Highlander

Même piétiné, enfoui sous des tonnes de faits et laissé pour mort ; même après le deuil, lorsque la suite s’impose avec raison et détourne les pensées, l’espoir toujours revient à la charge et tapote l’épaule, le ventre et le cœur. Se pourrait-il que… ? Pour quelques jours encore, oui, tout est possible.

Avant que ne meure d’elle-même l’insolente étincelle, serait-ce si insensé de se laisser y croire encore quelques instants ? La chute sera-t-elle vraiment plus dure ? Et même si oui, cet envol inespéré qui allège le quotidien et étale les sourires ne mérite-t-il pas quelques hématomes à l’heure de l’atterrissage ?

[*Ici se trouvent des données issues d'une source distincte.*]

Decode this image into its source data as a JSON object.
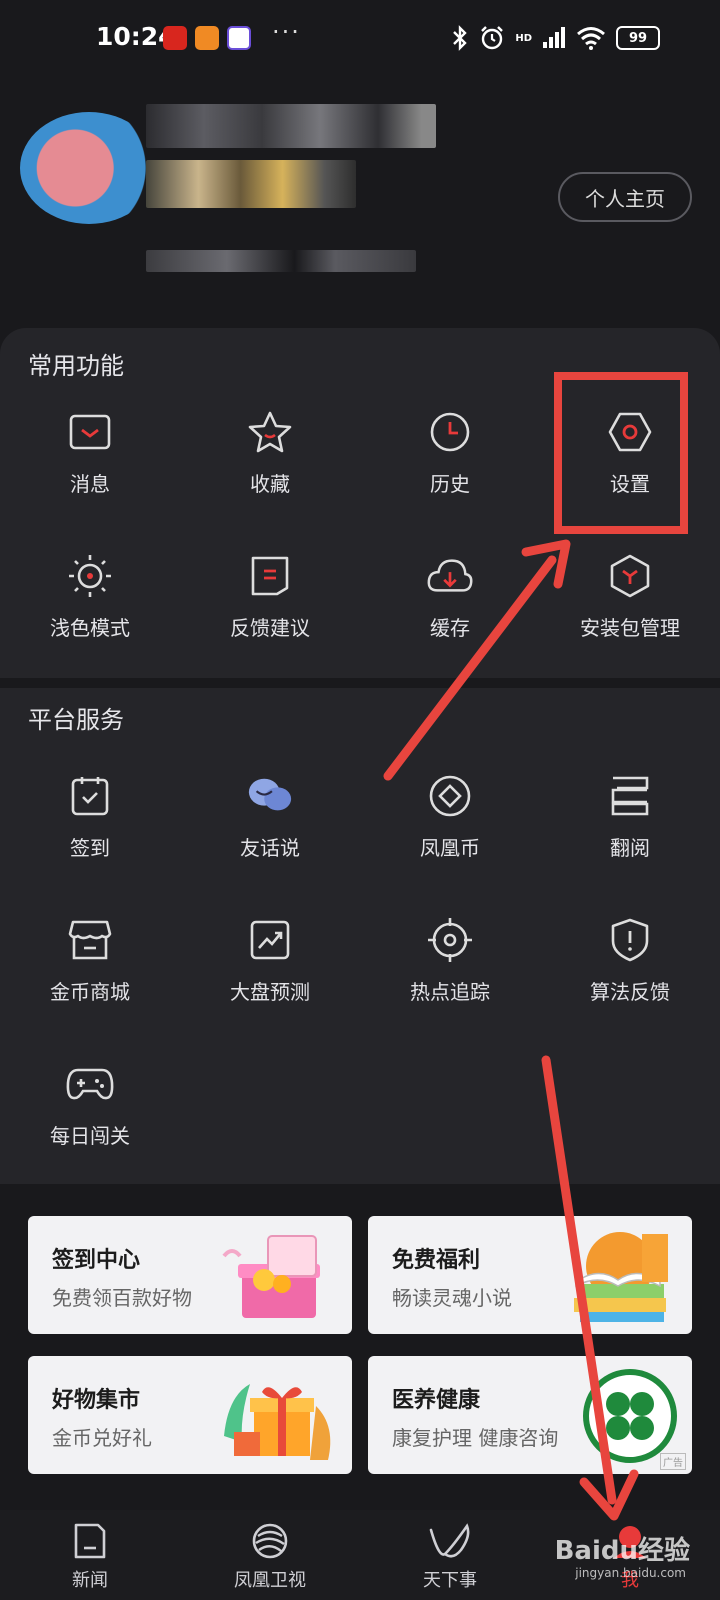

Espoir, éternel survivant qui s’invite à la fête sans demander l’autorisation, merci d’enfin insoucier l’ordinaire, un brin pesant et studieux ces derniers temps.

Ça plane pour moi

La cervelle en surchauffe, enfin dans mon élément. Survol. Balayage. Focus. Urgence. L’échéance qui arrive comme un camion à contre-sens. Acuité. L’éveil adrénergique concentre l’attention papillon mais élargit l’esprit. La tempête en approche m’apaise, comme toujours. La toile se construit, lien après lien, réseau de savoirs articulés, de concepts en intelligence. Bien sûr il y a des lacunes. Mais le filet est solide et rassure. On peut se jeter dans le vide sans risquer de se faire trop de mal.

Et revoilà le frisson. Au moment de sauter du plongeoir, on teste ses appuis, l’élasticité de la planche. Mais il n’est plus temps de se demander si on sait nager. On sait. Il n’y a plus qu’à savourer la vie comme suspendue. Et sauter.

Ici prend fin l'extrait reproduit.